When asked about which character from his past and present work that he related to the most, particularly Prince Caspian, Gray, and Kirigan, Barnes delved into the individual aspects of each personality to determine his answer.
“There’s this sort of confusion to Prince Caspian. There’s this earnestness to find out where he belongs and what the right thing is. I no longer feel like I’m in that stage of life anymore. On the other hand, Dorian Gray is extremely unrelatable. Then again, I’m curious in a way that Dorian Gray is. He’s thirsty for culture and human experience and to understand other people.
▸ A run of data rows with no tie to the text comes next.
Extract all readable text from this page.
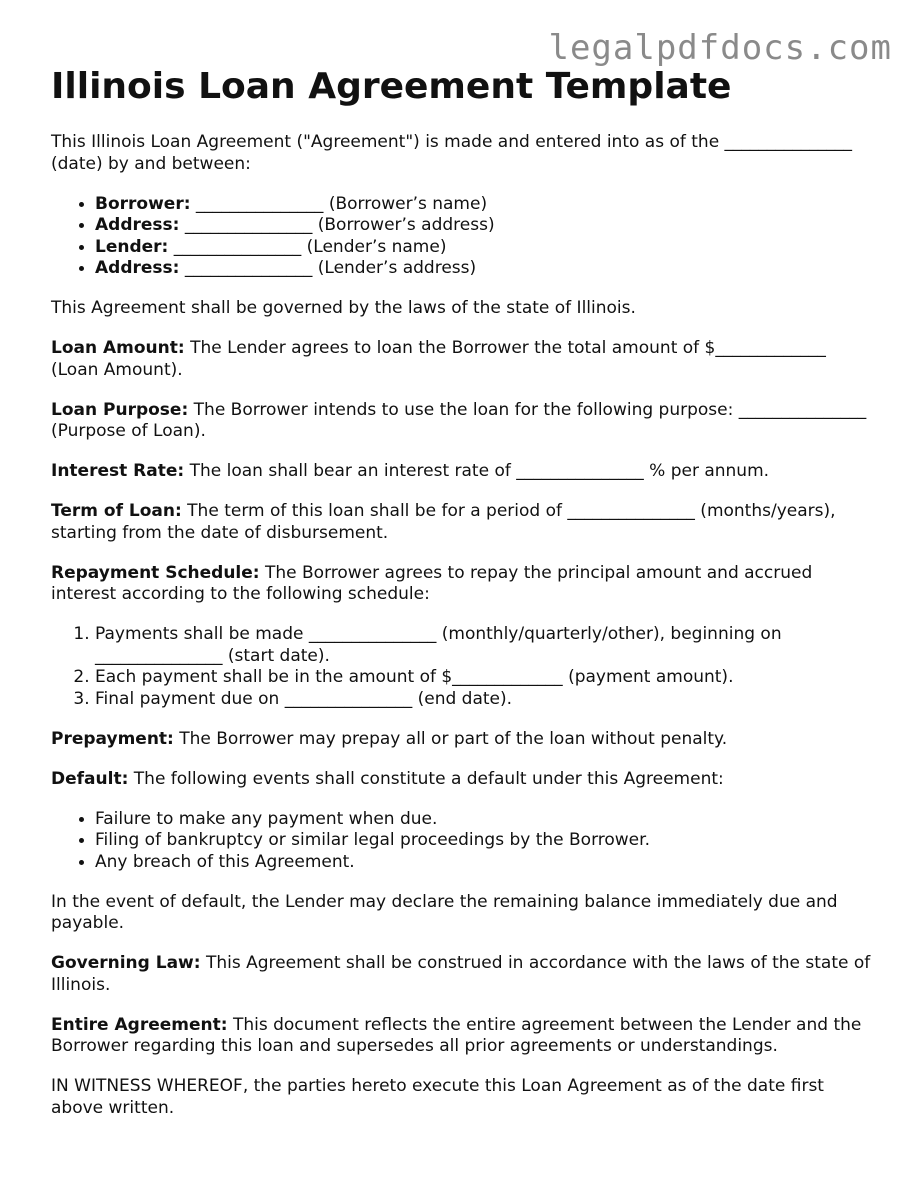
legalpdfdocs.com
Illinois Loan Agreement Template

This Illinois Loan Agreement ("Agreement") is made and entered into as of the _______________ (date) by and between:

• Borrower: _______________ (Borrower’s name)
• Address: _______________ (Borrower’s address)
• Lender: _______________ (Lender’s name)
• Address: _______________ (Lender’s address)

This Agreement shall be governed by the laws of the state of Illinois.

Loan Amount: The Lender agrees to loan the Borrower the total amount of $_____________ (Loan Amount).

Loan Purpose: The Borrower intends to use the loan for the following purpose: _______________ (Purpose of Loan).

Interest Rate: The loan shall bear an interest rate of _______________ % per annum.

Term of Loan: The term of this loan shall be for a period of _______________ (months/years), starting from the date of disbursement.

Repayment Schedule: The Borrower agrees to repay the principal amount and accrued interest according to the following schedule:

1. Payments shall be made _______________ (monthly/quarterly/other), beginning on _______________ (start date).
2. Each payment shall be in the amount of $_____________ (payment amount).
3. Final payment due on _______________ (end date).

Prepayment: The Borrower may prepay all or part of the loan without penalty.

Default: The following events shall constitute a default under this Agreement:

• Failure to make any payment when due.
• Filing of bankruptcy or similar legal proceedings by the Borrower.
• Any breach of this Agreement.

In the event of default, the Lender may declare the remaining balance immediately due and payable.

Governing Law: This Agreement shall be construed in accordance with the laws of the state of Illinois.

Entire Agreement: This document reflects the entire agreement between the Lender and the Borrower regarding this loan and supersedes all prior agreements or understandings.

IN WITNESS WHEREOF, the parties hereto execute this Loan Agreement as of the date first above written.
Likewise, I understand the fight for something you believe in, like Kirigan does, and falling for somebody you did not expect to fall for because they have a joy that you didn’t see coming.”
“King Caspian was someone I felt a little more connected to as he was more grounded in his place and he deeply cared about those around him. He was very protective of those individuals, kind of like how I was with my ‘Shadow and Bone’ cast. So, yes, I guess I would relate to the later, more mature version of this wonderful character!” Ben subsequently concluded his statement with an elegant appeal to address him as if he were royalty.
Why, certainly, Your Majesty.
Needless to say, we love Ben Barnes in the show cuzhebelookinflyasheck [teehee]. Nevertheless, that’s not all “Shadow and Bone” has to offer. In all sincerity, this Netflix outing has much to offer to both longtime fans of the novels and newcomers to the franchise. The GrishaVerse’s spanning tale is here, and its vast lore along with its compelling characters will only get richer from this point onwards!
“Shadow and Bone” is set to debut on Netflix on the 23rd of April 2021.